Wanneer moet je om nu wel en niet gebruiken?
Het voegwoord om kan een beknopte bijzin inleiden, waarin ook te + infinitief staat. Dat om is soms verplicht, soms facultatief en soms kan het juist niet voorkomen. Verschillende methodes leggen dit verschillend uit – al komt de uitkomst redelijk op hetzelfde neer, gelukkig.
Verplicht
Om is verplicht als de bijzin:
- een bepaling van doel is. ‘Ik bel je om te vragen hoe het met je gaat.’
- een nabepaling is na te + een adjectief: ‘Dat boek is te dik om in één keer uit te lezen.
- meer informatie geeft over een zelfstandig of bijvoeglijk naamwoord in de hoofdzin: ‘Maria vindt het leuk om te dansen’, ‘Het was een prijs om van te schrikken.’
- een vaste uitdrukking bevat als ‘om kort te gaan’, ‘om met de deur in huis te vallen’, ‘om het zacht uit te drukken’.
Schrijftaal of spreektaal
Om is facultatief in zinnen die een wens of verlangen uitdrukken, zoals ‘We proberen (om) vrijdag even langs te komen’, ‘Ze vroegen ons (om) opzij te gaan.’ De zinnen zonder om zijn wat formeler, en komen meer voor in schrijftaal. In spreektaal is het gewoner om om wel te gebruiken. Overigens is het niet zo dat om in schrijftaal weggelaten móét worden als het niet verplicht is. Zie daarvoor ook dit advies van Onze Taal.
Zonder om
Om kan niet voorkomen als:
- het werkwoord in de hoofdzin als betekenis een vorm van ‘zeggen’ of ‘bemerken’ heeft. Het gaat dan om zinnen als ‘De minister verklaarde tegen de regeling te zijn’, ‘Hij merkte zich vergist te hebben.’
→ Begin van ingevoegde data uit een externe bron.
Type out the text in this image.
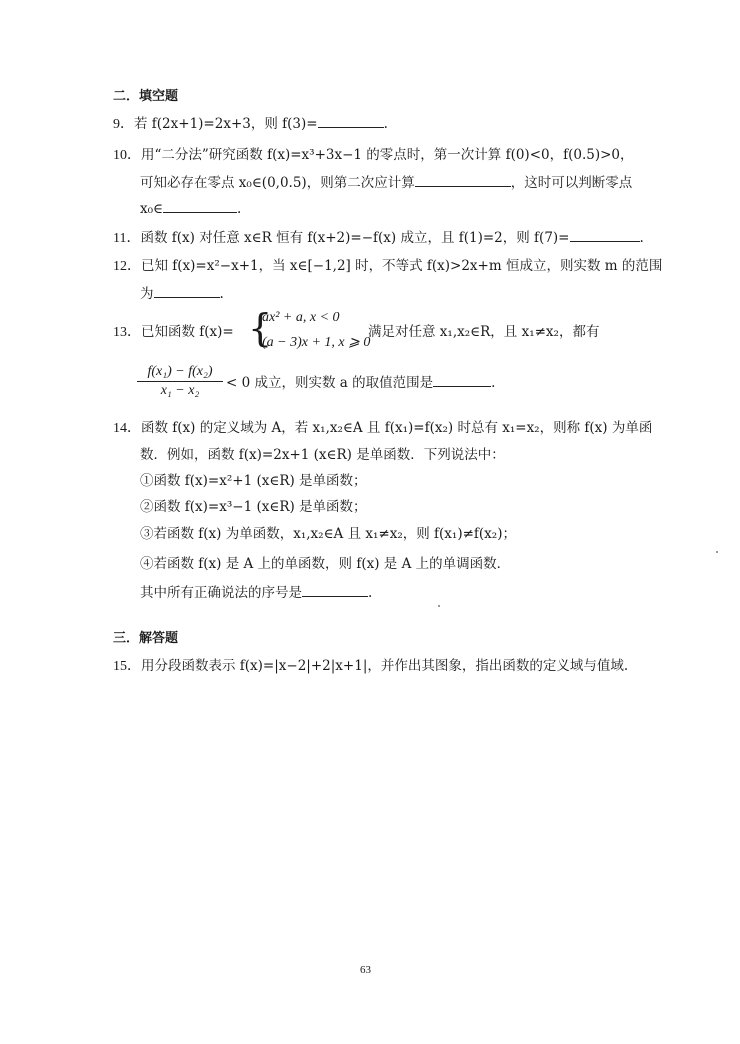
二．填空题
9．若 f(2x+1)=2x+3，则 f(3)=	.
10．用“二分法”研究函数 f(x)=x³+3x−1 的零点时，第一次计算 f(0)<0，f(0.5)>0，
可知必存在零点 x₀∈(0,0.5)，则第二次应计算	，这时可以判断零点
x₀∈	.
11．函数 f(x) 对任意 x∈R 恒有 f(x+2)=−f(x) 成立，且 f(1)=2，则 f(7)=	.
12．已知 f(x)=x²−x+1，当 x∈[−1,2] 时，不等式 f(x)>2x+m 恒成立，则实数 m 的范围
为	.
13．已知函数 f(x)= {
ax² + a, x < 0
(a − 3)x + 1, x ⩾ 0
满足对任意 x₁,x₂∈R，且 x₁≠x₂，都有
f(x₁) − f(x₂)
x₁ − x₂	< 0 成立，则实数 a 的取值范围是	.
14．函数 f(x) 的定义域为 A，若 x₁,x₂∈A 且 f(x₁)=f(x₂) 时总有 x₁=x₂，则称 f(x) 为单函
数．例如，函数 f(x)=2x+1 (x∈R) 是单函数．下列说法中：
①函数 f(x)=x²+1 (x∈R) 是单函数；
②函数 f(x)=x³−1 (x∈R) 是单函数；
③若函数 f(x) 为单函数，x₁,x₂∈A 且 x₁≠x₂，则 f(x₁)≠f(x₂)；
④若函数 f(x) 是 A 上的单函数，则 f(x) 是 A 上的单调函数．
其中所有正确说法的序号是	.
三．解答题
15．用分段函数表示 f(x)=|x−2|+2|x+1|，并作出其图象，指出函数的定义域与值域.
63
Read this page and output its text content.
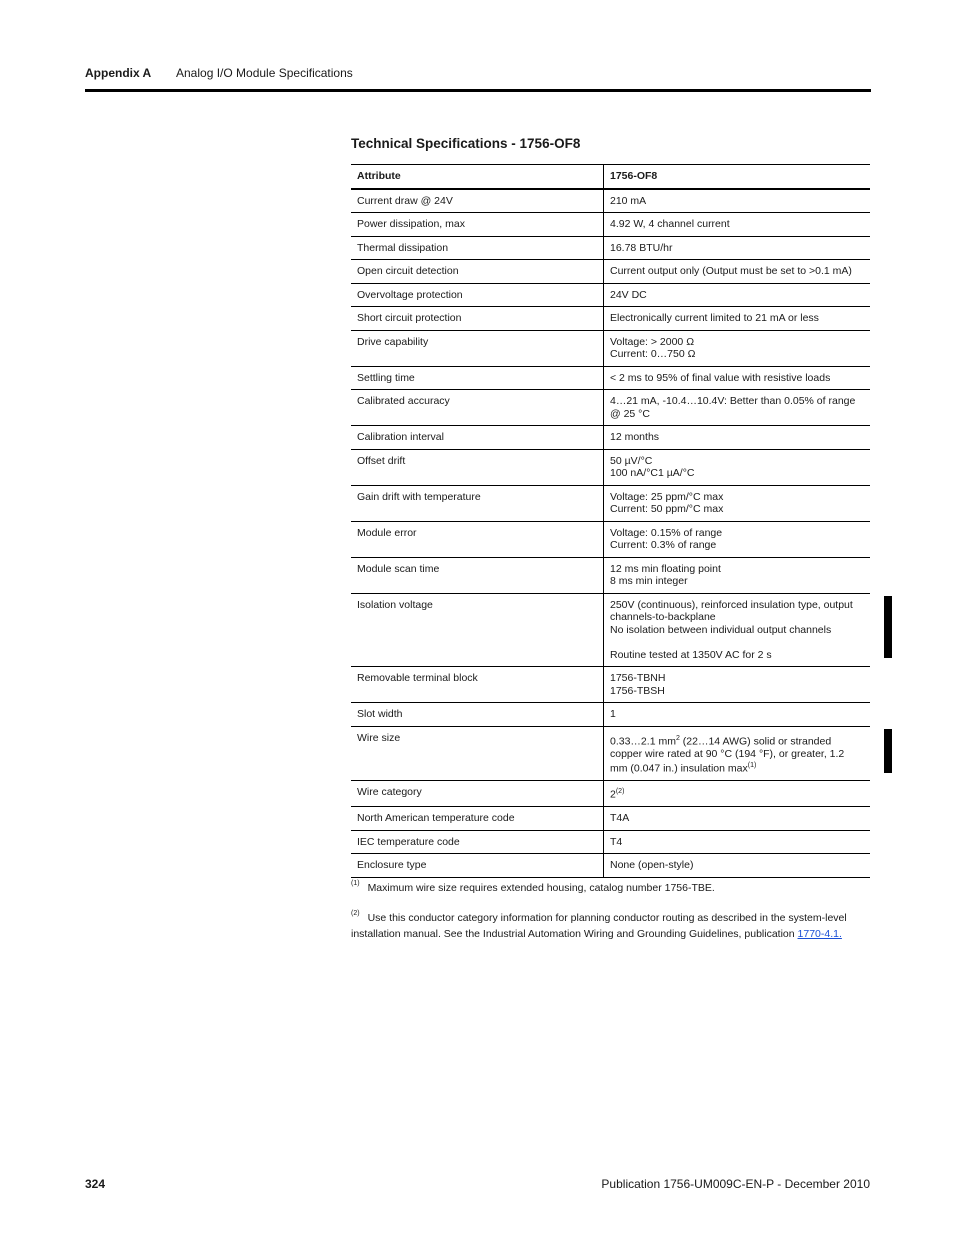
Appendix A Analog I/O Module Specifications
Technical Specifications - 1756-OF8
Attribute	1756-OF8
Current draw @ 24V	210 mA
Power dissipation, max	4.92 W, 4 channel current
Thermal dissipation	16.78 BTU/hr
Open circuit detection	Current output only (Output must be set to >0.1 mA)
Overvoltage protection	24V DC
Short circuit protection	Electronically current limited to 21 mA or less
Drive capability	Voltage: > 2000 Ω
Current: 0…750 Ω
Settling time	< 2 ms to 95% of final value with resistive loads
Calibrated accuracy	4…21 mA, -10.4…10.4V: Better than 0.05% of range @ 25 °C
Calibration interval	12 months
Offset drift	50 µV/°C
100 nA/°C1 µA/°C
Gain drift with temperature	Voltage: 25 ppm/°C max
Current: 50 ppm/°C max
Module error	Voltage: 0.15% of range
Current: 0.3% of range
Module scan time	12 ms min floating point
8 ms min integer
Isolation voltage	250V (continuous), reinforced insulation type, output channels-to-backplane
No isolation between individual output channels

Routine tested at 1350V AC for 2 s
Removable terminal block	1756-TBNH
1756-TBSH
Slot width	1
Wire size	0.33…2.1 $mm^2$ (22…14 AWG) solid or stranded copper wire rated at 90 °C (194 °F), or greater, 1.2 mm (0.047 in.) insulation $\max^{(1)}$
Wire category	2$^{(2)}$
North American temperature code	T4A
IEC temperature code	T4
Enclosure type	None (open-style)
$^{(1)}$ Maximum wire size requires extended housing, catalog number 1756-TBE.
$^{(2)}$ Use this conductor category information for planning conductor routing as described in the system-level installation manual. See the Industrial Automation Wiring and Grounding Guidelines, publication 1770-4.1.
324	Publication 1756-UM009C-EN-P - December 2010
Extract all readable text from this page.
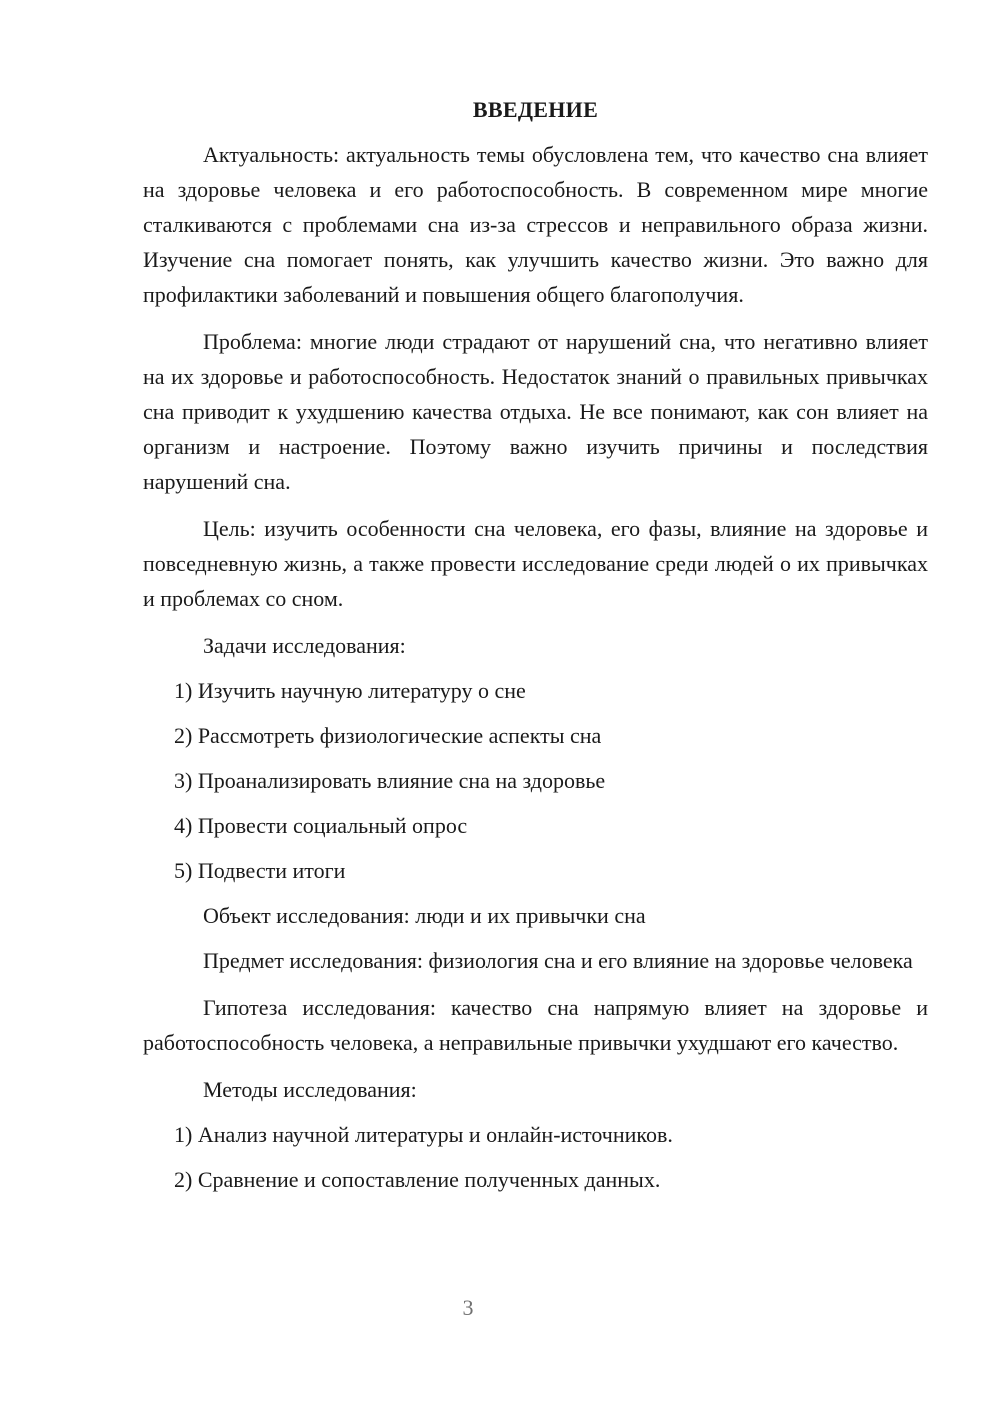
ВВЕДЕНИЕ

Актуальность: актуальность темы обусловлена тем, что качество сна влияет на здоровье человека и его работоспособность. В современном мире многие сталкиваются с проблемами сна из-за стрессов и неправильного образа жизни. Изучение сна помогает понять, как улучшить качество жизни. Это важно для профилактики заболеваний и повышения общего благополучия.

Проблема: многие люди страдают от нарушений сна, что негативно влияет на их здоровье и работоспособность. Недостаток знаний о правильных привычках сна приводит к ухудшению качества отдыха. Не все понимают, как сон влияет на организм и настроение. Поэтому важно изучить причины и последствия нарушений сна.

Цель: изучить особенности сна человека, его фазы, влияние на здоровье и повседневную жизнь, а также провести исследование среди людей о их привычках и проблемах со сном.

Задачи исследования:
1) Изучить научную литературу о сне
2) Рассмотреть физиологические аспекты сна
3) Проанализировать влияние сна на здоровье
4) Провести социальный опрос
5) Подвести итоги
Объект исследования: люди и их привычки сна

Предмет исследования: физиология сна и его влияние на здоровье человека

Гипотеза исследования: качество сна напрямую влияет на здоровье и работоспособность человека, а неправильные привычки ухудшают его качество.

Методы исследования:
1) Анализ научной литературы и онлайн-источников.
2) Сравнение и сопоставление полученных данных.
3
- de beknopte bijzin een zelfstandig naamwoord als mededeling, gevoel, bericht, verklaring, ervaring aanvult: ‘Zij heeft het gevoel van alles te vergeten’, ‘De minister vermeldde in de verklaring tegen de regeling te zijn.’
(Terzijde: dit zijn nogal formele zinnen; zeker in spreektaal zullen veel mensen hier eerder een volledige, dan een beknopte bijzin gebruiken: ‘Hij merkte dat hij zich vergist had.’)
Oefenen in de les
Bij het behandelen van (om) te + infinitief kun je de volgorde aanhouden die ik hierboven heb gebruikt. Dat wil zeggen: eerst de eerste twee (of drie) regels van het verplichte om + het facultatieve om bij een wens of verlangen. Pas (veel) later komen de andere soorten zinnen waarin om verplicht is en de zinnen waarin om juist niet mogelijk is aan bod – en veel cursisten zullen daar misschien nooit aan toekomen.
Je kunt hiermee oefenen met het NT2-taalspel, of Wheeldecide, je kunt zinnen laten afmaken of bijvoorbeeld een vraag als ‘Wat vind jij leuk om te doen?’ of ‘Waarom sta je vroeg op?’ Geef bij een waarom-vraag duidelijk de instructie dat het antwoord om te + infinitief moet bevatten en niet een omdat-zin. Ook leuk is een serie plaatjes van voorwerpen met de vraag: Waar gebruik je dit voor?
Ook kun je een tekst of zinnen geven waarin je om hebt weggelaten. In welke zinnen moet je het invullen? Je kunt natuurlijk ook een tekst geven waarin juist wel steeds om staat, maar waar het in sommige zinnen weg kan (of moet). Of bij een filmpje laten tellen hoe vaak ze om horen.